A car approached on a long straight section of the road. They dipped their headlights at each other. As the car drew nearer he took advantage of the light to check the back seat in the rear view. Nothing. He reached behind him and swept his hand across the seats. Stupid drunk.
Red lights receded into the blackness, quickly obliterated.
The road climbed up through the dense darkness of the pine trees, past Malveira da Serra, the road winding, cutting back on itself, the steering wheel shooting through his hands, a little sweat on his top lip from the drink oozing out of his system.
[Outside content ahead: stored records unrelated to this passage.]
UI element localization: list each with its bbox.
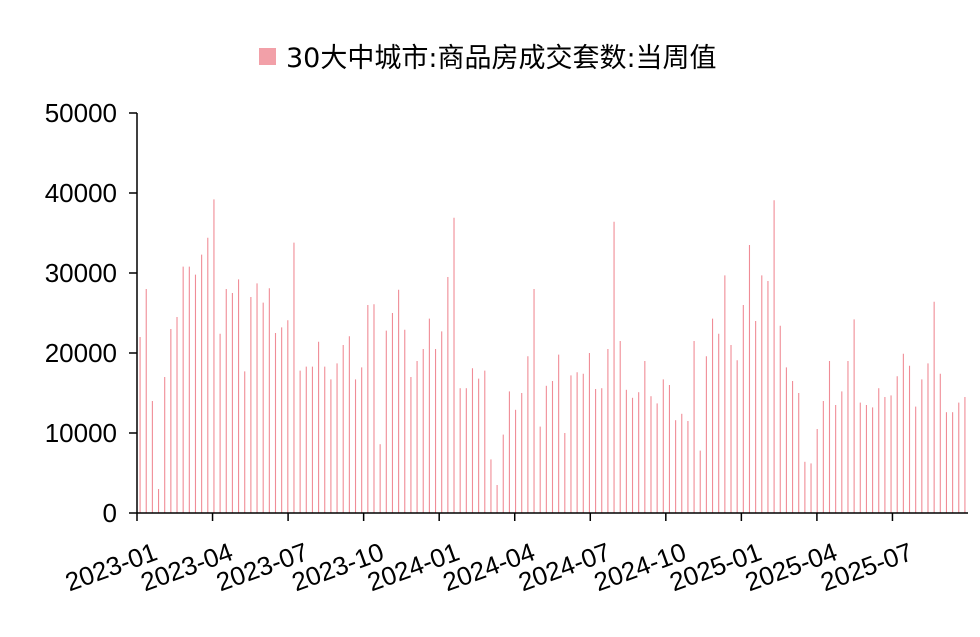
- legend-swatch: [259, 48, 276, 65]
- legend-label: 30大中城市:商品房成交套数:当周值: [286, 43, 717, 74]
- legend: 30大中城市:商品房成交套数:当周值: [259, 43, 717, 74]
- y-tick-label: 10000: [45, 418, 117, 448]
- y-tick-label: 50000: [45, 98, 117, 128]
- axes: [136, 113, 968, 514]
- x-axis-ticks: 2023-012023-042023-072023-102024-012024-…: [61, 513, 917, 597]
- bars: [139, 199, 966, 513]
- y-tick-label: 30000: [45, 258, 117, 288]
- y-tick-label: 0: [103, 498, 117, 528]
- y-axis-ticks: 0 10000 20000 30000 40000 50000: [45, 98, 137, 528]
- y-tick-label: 40000: [45, 178, 117, 208]
- y-tick-label: 20000: [45, 338, 117, 368]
He turned off at the top and dropped down through the village of Azoia and out towards the lighthouse where his house, huddled in its own courtyard, shouldered the weather. He got out to open the gates. The wind inflated his lungs, the rain battered his hot ear. He drove the car up to the garage and went back to close the gates. He'd left a lamp on outside the house on the corner and in the light that shone off the hard wet mud in the courtyard, he saw footprints going to the side of the house.
He put his own foot down over one of the footprints. His were smaller. He squeezed his chin and swallowed. The GNR had warned him that bandits were operating on the roads around the Serra da Sintra. He drove the car into the garage. He opened the glove compartment and removed an old Walther P48 he'd kept from the war. He checked the magazine and tucked it into his waistband. His mind worried over ammunition corroded by the sea air, and he tried to remember when he'd last cleaned and oiled the damn thing. Still, having it in his hand was the important thing.
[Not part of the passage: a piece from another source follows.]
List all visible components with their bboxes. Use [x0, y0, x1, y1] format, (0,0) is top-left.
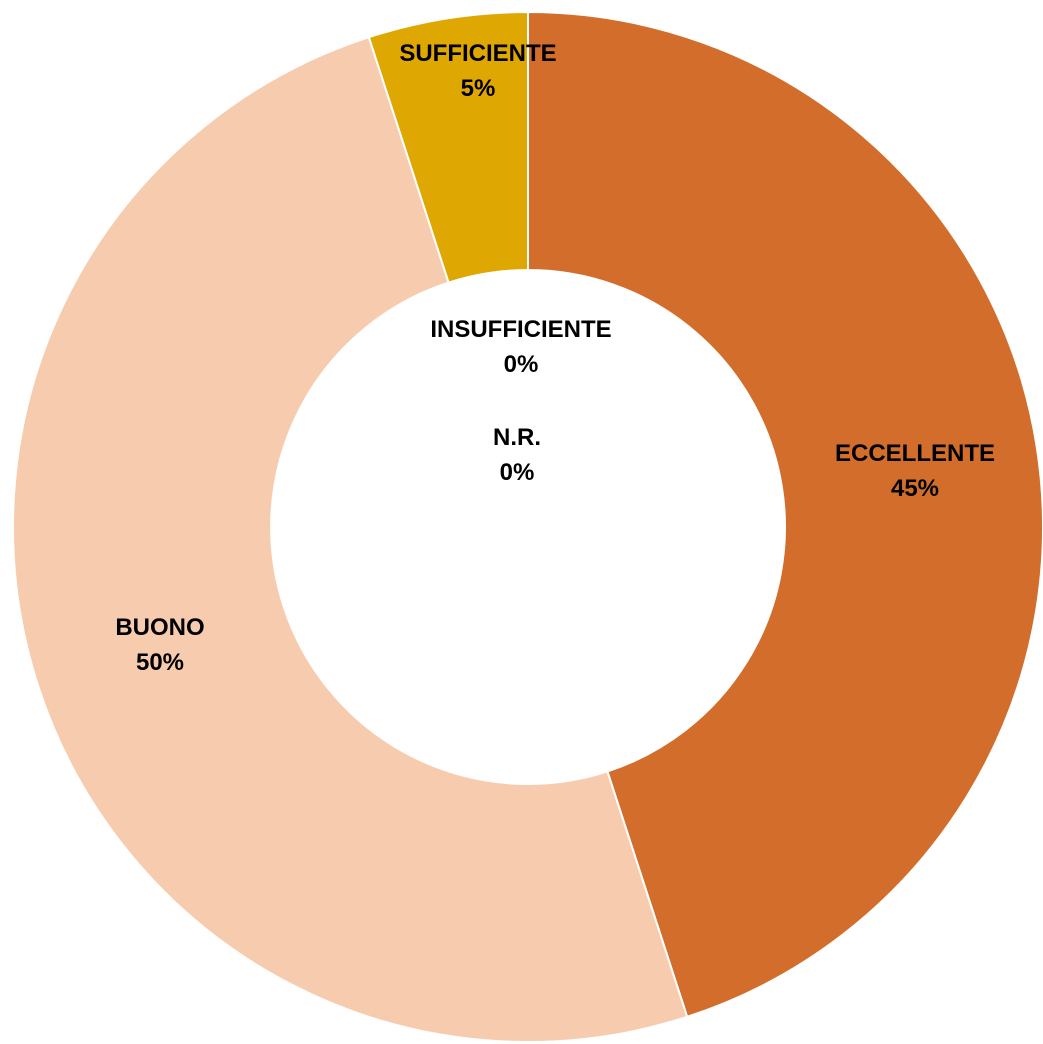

He stumbled into the house and saw his rubbery face in the hall mirror. Maybe, that was it. He was just drunk and they were the gardener's footprints. That must be it. He took off his coat, shook the rain off it and hung it up. The gardener was small, didn't even come up to his shoulder, had the feet of an elf. His ears strained for movement and returned to him the tinnitus that had developed since coming back from Africa.
He wiped his feet and moved down the corridor. His leather soles sounded loud against the wooden flooring. He turned on the kitchen light. Empty. He crossed to the living room. Flicked that light on. The Rembrandt looked down on him. He went to the sideboard and poured himself a shot of aguardente from an unmarked bottle. He sniffed it, the raw alcohol unstuffed his head, the paranoia backed off a notch. He lit a cigarette, took two fast drags and crushed it out. He removed the gun from his waistband and turned.
A man was standing by the door, grey hair swept back, blue raincoat, the wet shoulders glistening in the light. He had a gun in his hand.
'Schmidt,' said Felsen, surprisingly calm, given that the name had come into his head like a lobbed grenade.
Schmidt adjusted his grip on the.38 revolver, and the four-inch barrel performed a small circle. He was surprised that Felsen wasn't thrown against the wall in astonishment at the sight of him. He was surprised to see the Walther in the man's hand. How could he be armed and ready? Did he know things?
'You should put that down,' said Schmidt.
'You could do the same.'
Neither of them moved. Schmidt breathed loudly through his broken nose, his mouth sealed, the stress of the situation working his jaw muscles, his brain calculating as hard as a chess grandmaster's but without the clarity.